Specifically, Plaintiffs sought to avoid the Finance Factors mortgage that allegedly encumbered certain residential real property in Kahala owned by IYO (the “Kahala Property”), and recorded in the State of Hawaii Bureau of Conveyances. The Finance Factors mortgage allegedly was to secure a line of credit of $1,000,000 in the name of Hisashi Uehara for the benefit of IYO, as a borrower, and was structured so that no funds could be drawn on the line of credit without the signatures of both officers and directors of IYO – Uehara and Grant Kidani (collectively, referred to herein as the “IYO Officers & Directors”).
The Debtors alleged that IYO “did not receive reasonably equivalent value” in exchange for the Finance Factors mortgage. Defendant argued that IYO “received reasonably equivalent value” at the time IYO granted the Finance Factors mortgage, which was recorded “contemporaneously”. That is, in exchange for the $1,000,000 Finance Factors mortgage, IYO received a “dollar-for-dollar value” in the form of the line of $1,000,000 credit that was only accessible to IYO. According to Defendant, because IYO had “dominion over the line of credit”, it was the “transferee” or “recipient” of the value given by Finance Factors.
According to the Debtors, how the IYO Officers & Directors later spent the funds is relevant to the “reasonably equivalent value”. However, Finance Factor argues that the only relevant transfer is the “granting and recording of the Finance Factors mortgage”. Defendant alleges that the Debtors are “conflating” the transfer to Finance Factors (the
lien” of the Finance Factors mortgage) with later transfers of money by the IYO to other nonparties (the payments).
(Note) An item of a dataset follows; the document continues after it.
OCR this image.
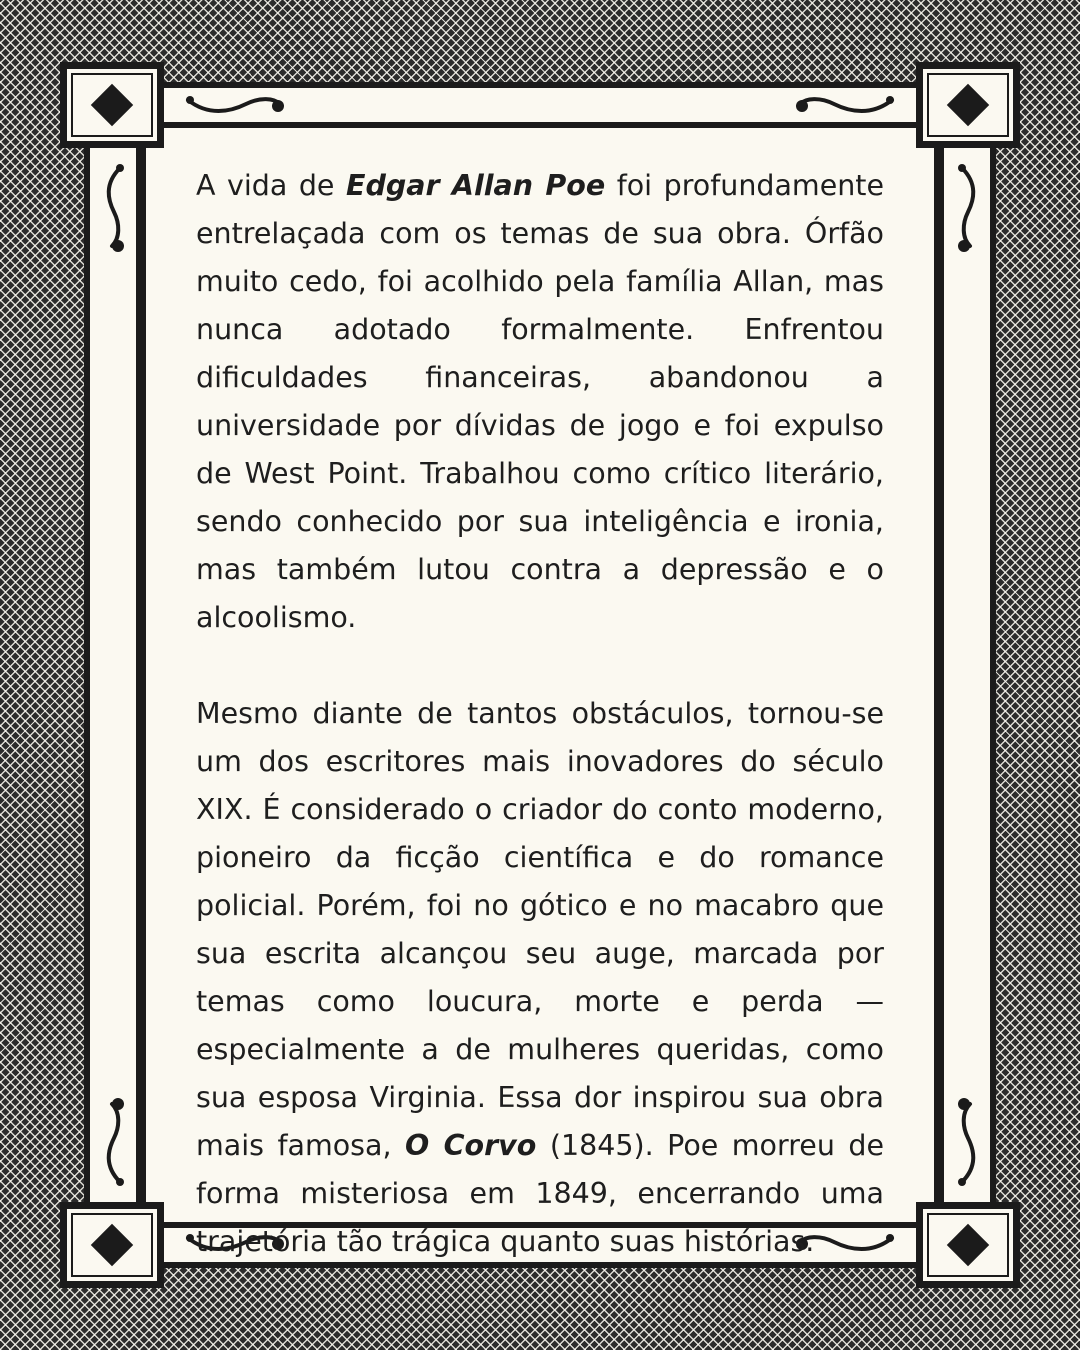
A vida de Edgar Allan Poe foi profundamente entrelaçada com os temas de sua obra. Órfão muito cedo, foi acolhido pela família Allan, mas nunca adotado formalmente. Enfrentou dificuldades financeiras, abandonou a universidade por dívidas de jogo e foi expulso de West Point. Trabalhou como crítico literário, sendo conhecido por sua inteligência e ironia, mas também lutou contra a depressão e o alcoolismo.

Mesmo diante de tantos obstáculos, tornou-se um dos escritores mais inovadores do século XIX. É considerado o criador do conto moderno, pioneiro da ficção científica e do romance policial. Porém, foi no gótico e no macabro que sua escrita alcançou seu auge, marcada por temas como loucura, morte e perda — especialmente a de mulheres queridas, como sua esposa Virginia. Essa dor inspirou sua obra mais famosa, O Corvo (1845). Poe morreu de forma misteriosa em 1849, encerrando uma trajetória tão trágica quanto suas histórias.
Defendant asserts that each of these subsequent transfers was “separate transfers” of IYO’s property, but Finance Factors was “not a transferee” of such transfers. According to Defendant, Finance Factors is only the transferee of the Debtor’s interest in the Kahala Property and was not the transferee concerning any of the draws on the line of credit, and any use of the proceeds by IYO. Defendant further argues that whether or not IYO obtained “reasonably equivalent value” for those subsequent transfers, does not affect the analysis of whether IYO “received reasonably equivalent value” in exchange for the transfer of an interest in the Kahala Property about the Finance Factors’ mortgage.
Accordingly, Defendant alleges that there is “no dispute as to any material fact” on the issues of “reasonably equivalent value” and “value”, and Finance Factors is entitled to judgment as a “matter of law”.
The hearing on Defendant’s motion for partial summary judgment is scheduled for June 25, 2021, at 10:00 AM at Courtroom, 1132 Bishop Street, Suite 250, Honolulu, HI 96813. The case is In re AGUPLUS, LLC, Case Number – 19-01530 in the United States Bankruptcy Court for the District of Hawaii. The law firm of Tsugawa Lau & Muzzi is representing Defendants. O’Connor Playdon Guben & Inouye, LLP is representing the Plaintiffs. Honorable Bankruptcy Judge Robert J. Faris is overseeing the Debtor’s bankruptcy case.